To educate the public on aging and living well, Porter Place, a newly opened memory care community based in Tinley Park, hosted a round table event to highlight the fundamentals of understanding senior care on April 4.

The senior symposium featured a number of experts from different areas of expertise, addressing questions on memory care, hospice, elder law and geriatric healthcare.

“Families come in here with a lot of questions they don’t know the answers to,” said Elaine Essary, community relations director for Porter Place. “The bottom line is, I want to educate the community. I want them to know and I want people to be proactive. So, I thought, ‘What can I do to get the word out to the community, so when someone comes in here, they’re so overwhelmed they don’t even know where to look or where to start.’”

To satisfy this aim, Porter Place offered a symposium on aging and living well as a way to bring together experts to answer questions on the fundamentals of senior care.

Often seniors are very trusting and their children don’t know where to turn to assist them in caring for their aging parents.

“We had 11 of my peers who I felt were experts in this,” Essary said. “We had the senior symposium. They all came and spoke for like 15 minutes, and they gave the details of why, what it is, what it costs, why you need it, and maybe when you need it. So, it was about just knowing what’s our there for your aging parents and what you need to follow. I hope we accomplished that.”
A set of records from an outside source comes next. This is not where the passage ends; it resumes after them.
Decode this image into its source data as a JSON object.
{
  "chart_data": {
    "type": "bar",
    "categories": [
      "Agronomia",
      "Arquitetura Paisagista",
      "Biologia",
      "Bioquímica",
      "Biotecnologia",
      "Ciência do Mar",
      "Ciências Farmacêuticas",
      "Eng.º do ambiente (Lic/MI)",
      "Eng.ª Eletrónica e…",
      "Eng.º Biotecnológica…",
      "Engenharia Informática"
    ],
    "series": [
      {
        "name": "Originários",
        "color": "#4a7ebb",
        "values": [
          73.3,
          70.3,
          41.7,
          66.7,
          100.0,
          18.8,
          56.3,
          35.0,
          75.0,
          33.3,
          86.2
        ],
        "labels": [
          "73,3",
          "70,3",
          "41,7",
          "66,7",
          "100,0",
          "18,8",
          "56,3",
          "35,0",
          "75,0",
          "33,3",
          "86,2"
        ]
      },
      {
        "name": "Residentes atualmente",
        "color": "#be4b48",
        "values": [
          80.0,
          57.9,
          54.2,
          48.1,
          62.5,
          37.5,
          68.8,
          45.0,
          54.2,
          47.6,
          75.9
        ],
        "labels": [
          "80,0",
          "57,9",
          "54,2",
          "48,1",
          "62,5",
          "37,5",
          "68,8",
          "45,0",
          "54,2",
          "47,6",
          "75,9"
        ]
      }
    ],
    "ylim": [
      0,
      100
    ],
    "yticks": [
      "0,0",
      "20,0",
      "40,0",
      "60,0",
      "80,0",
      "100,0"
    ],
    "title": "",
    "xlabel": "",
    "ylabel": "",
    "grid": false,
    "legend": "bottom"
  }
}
Essary wants people to go to agencies that are assured to help them in the most beneficial way.

“When people get the information in crisis, they’re frantically writing,” she said. “They go and then they forget. They can’t even retain, it’s just too much information.”
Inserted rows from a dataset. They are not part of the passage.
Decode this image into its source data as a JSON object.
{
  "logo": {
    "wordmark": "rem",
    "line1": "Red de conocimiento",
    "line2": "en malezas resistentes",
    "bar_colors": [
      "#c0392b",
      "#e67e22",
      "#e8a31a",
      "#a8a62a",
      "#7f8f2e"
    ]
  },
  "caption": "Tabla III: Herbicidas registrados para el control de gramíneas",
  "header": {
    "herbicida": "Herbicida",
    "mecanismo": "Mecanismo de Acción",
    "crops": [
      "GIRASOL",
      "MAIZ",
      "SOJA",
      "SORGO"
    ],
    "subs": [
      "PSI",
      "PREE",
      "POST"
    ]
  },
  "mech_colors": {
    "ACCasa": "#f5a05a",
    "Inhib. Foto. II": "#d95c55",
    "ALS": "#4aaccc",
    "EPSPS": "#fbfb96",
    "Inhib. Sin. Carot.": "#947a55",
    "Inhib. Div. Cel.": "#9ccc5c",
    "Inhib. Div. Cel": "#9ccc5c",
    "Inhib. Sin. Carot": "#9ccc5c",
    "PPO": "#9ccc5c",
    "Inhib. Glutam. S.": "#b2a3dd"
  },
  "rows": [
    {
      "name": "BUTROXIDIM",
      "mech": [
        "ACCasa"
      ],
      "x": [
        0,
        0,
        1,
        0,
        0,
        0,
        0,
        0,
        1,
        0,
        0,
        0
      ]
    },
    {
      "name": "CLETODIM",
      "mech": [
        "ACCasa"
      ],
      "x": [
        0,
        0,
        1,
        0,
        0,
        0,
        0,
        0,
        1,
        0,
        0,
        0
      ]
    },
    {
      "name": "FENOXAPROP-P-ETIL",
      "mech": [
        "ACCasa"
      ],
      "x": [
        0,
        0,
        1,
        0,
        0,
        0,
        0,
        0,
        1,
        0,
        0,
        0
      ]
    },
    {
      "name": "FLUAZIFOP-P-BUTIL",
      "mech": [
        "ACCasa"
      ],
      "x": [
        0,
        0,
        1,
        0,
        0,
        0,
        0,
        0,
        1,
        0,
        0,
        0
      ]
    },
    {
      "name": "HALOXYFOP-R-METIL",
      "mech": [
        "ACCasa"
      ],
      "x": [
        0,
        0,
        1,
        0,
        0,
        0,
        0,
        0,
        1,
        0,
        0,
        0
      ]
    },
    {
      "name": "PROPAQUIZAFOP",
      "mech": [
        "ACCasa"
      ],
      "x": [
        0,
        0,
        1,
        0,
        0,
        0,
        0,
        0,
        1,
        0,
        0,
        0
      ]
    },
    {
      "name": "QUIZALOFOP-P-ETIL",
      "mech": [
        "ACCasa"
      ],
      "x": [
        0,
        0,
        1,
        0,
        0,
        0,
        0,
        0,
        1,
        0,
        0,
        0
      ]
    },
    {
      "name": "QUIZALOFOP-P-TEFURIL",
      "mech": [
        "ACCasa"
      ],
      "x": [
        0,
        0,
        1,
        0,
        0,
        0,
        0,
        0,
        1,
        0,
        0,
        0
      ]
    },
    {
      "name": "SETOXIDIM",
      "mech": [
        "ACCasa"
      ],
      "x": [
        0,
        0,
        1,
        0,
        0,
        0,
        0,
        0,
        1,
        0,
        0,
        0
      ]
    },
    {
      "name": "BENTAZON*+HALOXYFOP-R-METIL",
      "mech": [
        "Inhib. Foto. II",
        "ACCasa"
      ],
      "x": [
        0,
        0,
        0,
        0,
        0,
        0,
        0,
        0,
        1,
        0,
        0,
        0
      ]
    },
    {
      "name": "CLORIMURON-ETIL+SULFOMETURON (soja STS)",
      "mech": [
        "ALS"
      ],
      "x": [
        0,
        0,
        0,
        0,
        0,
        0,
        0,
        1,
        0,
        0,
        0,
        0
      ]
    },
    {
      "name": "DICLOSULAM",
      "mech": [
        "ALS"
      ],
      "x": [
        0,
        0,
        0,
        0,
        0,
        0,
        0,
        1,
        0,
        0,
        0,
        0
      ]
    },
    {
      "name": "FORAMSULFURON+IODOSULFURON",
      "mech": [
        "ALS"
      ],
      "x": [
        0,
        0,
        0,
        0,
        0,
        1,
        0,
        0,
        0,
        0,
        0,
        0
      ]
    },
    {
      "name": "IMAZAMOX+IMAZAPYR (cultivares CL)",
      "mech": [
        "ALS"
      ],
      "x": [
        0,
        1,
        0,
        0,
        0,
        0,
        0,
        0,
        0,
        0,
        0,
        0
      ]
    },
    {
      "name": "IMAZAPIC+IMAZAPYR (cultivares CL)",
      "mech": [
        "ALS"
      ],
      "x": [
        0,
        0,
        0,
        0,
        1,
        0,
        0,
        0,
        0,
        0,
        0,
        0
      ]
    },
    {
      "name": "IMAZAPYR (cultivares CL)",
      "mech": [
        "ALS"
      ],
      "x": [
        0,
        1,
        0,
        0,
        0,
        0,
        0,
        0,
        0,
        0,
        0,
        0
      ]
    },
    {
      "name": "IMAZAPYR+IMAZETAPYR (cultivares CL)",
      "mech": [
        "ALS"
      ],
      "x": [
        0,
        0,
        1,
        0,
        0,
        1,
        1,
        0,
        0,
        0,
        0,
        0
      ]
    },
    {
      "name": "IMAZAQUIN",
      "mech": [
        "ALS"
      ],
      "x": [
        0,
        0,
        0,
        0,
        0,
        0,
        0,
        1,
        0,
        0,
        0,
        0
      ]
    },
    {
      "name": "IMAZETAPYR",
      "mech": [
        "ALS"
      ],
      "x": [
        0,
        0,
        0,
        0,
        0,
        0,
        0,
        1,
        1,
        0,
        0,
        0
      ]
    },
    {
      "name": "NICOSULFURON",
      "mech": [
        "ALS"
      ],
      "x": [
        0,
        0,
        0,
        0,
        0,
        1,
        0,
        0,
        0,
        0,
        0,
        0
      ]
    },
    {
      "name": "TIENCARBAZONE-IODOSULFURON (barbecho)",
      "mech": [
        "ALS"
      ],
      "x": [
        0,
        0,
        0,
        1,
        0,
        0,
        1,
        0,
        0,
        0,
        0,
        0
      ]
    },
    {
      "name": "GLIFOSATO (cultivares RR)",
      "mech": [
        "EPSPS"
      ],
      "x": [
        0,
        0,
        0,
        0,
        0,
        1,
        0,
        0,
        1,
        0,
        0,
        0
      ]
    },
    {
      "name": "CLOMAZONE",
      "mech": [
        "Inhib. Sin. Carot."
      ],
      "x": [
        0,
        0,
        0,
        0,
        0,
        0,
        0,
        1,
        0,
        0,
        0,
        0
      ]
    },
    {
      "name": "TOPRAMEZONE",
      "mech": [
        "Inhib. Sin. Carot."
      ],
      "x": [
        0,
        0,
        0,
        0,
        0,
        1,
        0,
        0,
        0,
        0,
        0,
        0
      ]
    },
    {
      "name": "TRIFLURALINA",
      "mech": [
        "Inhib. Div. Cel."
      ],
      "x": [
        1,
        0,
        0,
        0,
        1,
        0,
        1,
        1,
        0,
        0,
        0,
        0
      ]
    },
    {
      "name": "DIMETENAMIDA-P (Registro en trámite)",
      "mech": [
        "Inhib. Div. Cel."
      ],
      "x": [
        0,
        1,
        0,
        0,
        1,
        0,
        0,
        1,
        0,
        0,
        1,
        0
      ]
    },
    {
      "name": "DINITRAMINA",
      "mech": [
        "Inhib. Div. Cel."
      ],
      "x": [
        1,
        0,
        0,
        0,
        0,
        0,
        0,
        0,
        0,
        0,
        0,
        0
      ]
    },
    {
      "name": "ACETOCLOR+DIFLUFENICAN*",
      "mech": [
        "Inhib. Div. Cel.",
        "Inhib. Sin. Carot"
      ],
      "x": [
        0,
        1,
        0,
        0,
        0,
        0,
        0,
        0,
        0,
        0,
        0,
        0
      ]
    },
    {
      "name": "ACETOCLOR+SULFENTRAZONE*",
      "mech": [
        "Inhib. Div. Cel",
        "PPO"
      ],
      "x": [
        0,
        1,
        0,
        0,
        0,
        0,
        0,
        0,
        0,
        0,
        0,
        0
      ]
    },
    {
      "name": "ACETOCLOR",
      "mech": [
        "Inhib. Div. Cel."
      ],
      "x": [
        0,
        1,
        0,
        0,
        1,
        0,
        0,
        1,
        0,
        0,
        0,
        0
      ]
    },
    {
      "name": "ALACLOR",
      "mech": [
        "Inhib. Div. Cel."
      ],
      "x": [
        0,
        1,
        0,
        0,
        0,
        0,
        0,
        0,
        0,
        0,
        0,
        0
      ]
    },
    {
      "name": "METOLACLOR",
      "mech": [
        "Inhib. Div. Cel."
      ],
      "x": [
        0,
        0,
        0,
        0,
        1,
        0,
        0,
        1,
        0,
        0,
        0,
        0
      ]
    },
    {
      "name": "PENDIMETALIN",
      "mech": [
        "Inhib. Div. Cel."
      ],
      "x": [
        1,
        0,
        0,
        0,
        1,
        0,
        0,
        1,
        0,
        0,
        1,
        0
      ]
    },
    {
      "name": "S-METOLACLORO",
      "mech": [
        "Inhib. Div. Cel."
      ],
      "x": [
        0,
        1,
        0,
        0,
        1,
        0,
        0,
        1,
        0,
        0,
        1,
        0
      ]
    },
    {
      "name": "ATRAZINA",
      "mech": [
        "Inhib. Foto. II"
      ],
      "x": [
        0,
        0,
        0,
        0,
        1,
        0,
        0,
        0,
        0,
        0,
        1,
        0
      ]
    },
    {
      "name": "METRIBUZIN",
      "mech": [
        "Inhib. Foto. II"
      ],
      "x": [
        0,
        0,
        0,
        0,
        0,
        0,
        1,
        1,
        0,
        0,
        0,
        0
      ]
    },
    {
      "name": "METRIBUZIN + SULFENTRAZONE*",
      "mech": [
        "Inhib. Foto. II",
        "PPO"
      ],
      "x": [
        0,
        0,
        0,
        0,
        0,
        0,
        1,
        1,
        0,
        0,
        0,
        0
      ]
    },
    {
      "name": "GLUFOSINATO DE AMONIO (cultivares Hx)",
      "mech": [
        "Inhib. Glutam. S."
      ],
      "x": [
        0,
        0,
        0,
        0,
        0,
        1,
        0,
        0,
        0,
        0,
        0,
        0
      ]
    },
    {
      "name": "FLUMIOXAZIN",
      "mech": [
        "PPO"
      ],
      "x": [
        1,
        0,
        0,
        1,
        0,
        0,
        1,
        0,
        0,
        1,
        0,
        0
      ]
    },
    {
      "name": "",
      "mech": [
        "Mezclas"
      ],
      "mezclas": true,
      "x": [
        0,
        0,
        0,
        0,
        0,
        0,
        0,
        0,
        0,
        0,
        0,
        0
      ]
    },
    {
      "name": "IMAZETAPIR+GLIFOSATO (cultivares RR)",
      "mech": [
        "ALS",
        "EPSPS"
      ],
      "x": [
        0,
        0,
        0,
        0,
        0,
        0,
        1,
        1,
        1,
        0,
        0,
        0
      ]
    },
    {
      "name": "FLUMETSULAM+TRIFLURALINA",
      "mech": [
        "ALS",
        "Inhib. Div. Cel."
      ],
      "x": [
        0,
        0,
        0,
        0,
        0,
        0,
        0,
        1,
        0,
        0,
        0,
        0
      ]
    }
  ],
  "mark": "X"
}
Essary noted that sometimes people feel rushed to make a decision and said it would help if people were more proactive when looking toward senior care. Essary wants people to know there’s much more information to be learned when it comes to senior care than they may realize.

“People don’t know there’s extra money—the [Veterans’ Affairs] doesn’t tell you this—if you were an active wartime [veteran,] you may qualify for extra money to help pay for a community,” Essary said. “It’s extra money. A veteran can get up to $2,000 a month if they qualify. People don’t know this.”

“People don’t know that you can be on hospice and you don’t have to have a terminal illness,” Essary said. “If we had a resident who wasn’t eating and she was losing a lot of weight, it’s called palliative care. Well, people don’t know about that. They just think, ‘Oh, you must have a terminal illness.’ So, again there’s much more to that.”

Essary recognizes the challenge children face in talking to their aging parents about senior care and said it’s better not to delay those conversations for too long.

“It may take a while to talk to them about this because you just have to give it in increments,” she said. “You could always say, ‘It’s to your benefit. I want to do the best thing for you.’ I want you to have the best care.’ Maybe, they would qualify for some of these services and they don’t even know they would.”

Porter Place intends to hold another senior symposium at a later date.

“The whole premise [to that was] come on and learn about senior care,” Essary said. “You may not need it today, but you are going to need it at some point. Don’t put yourself in a crisis situation, have all the information you need. Then, when that rolls around you’re going to feel you made a very educated and the best decision for your parents.”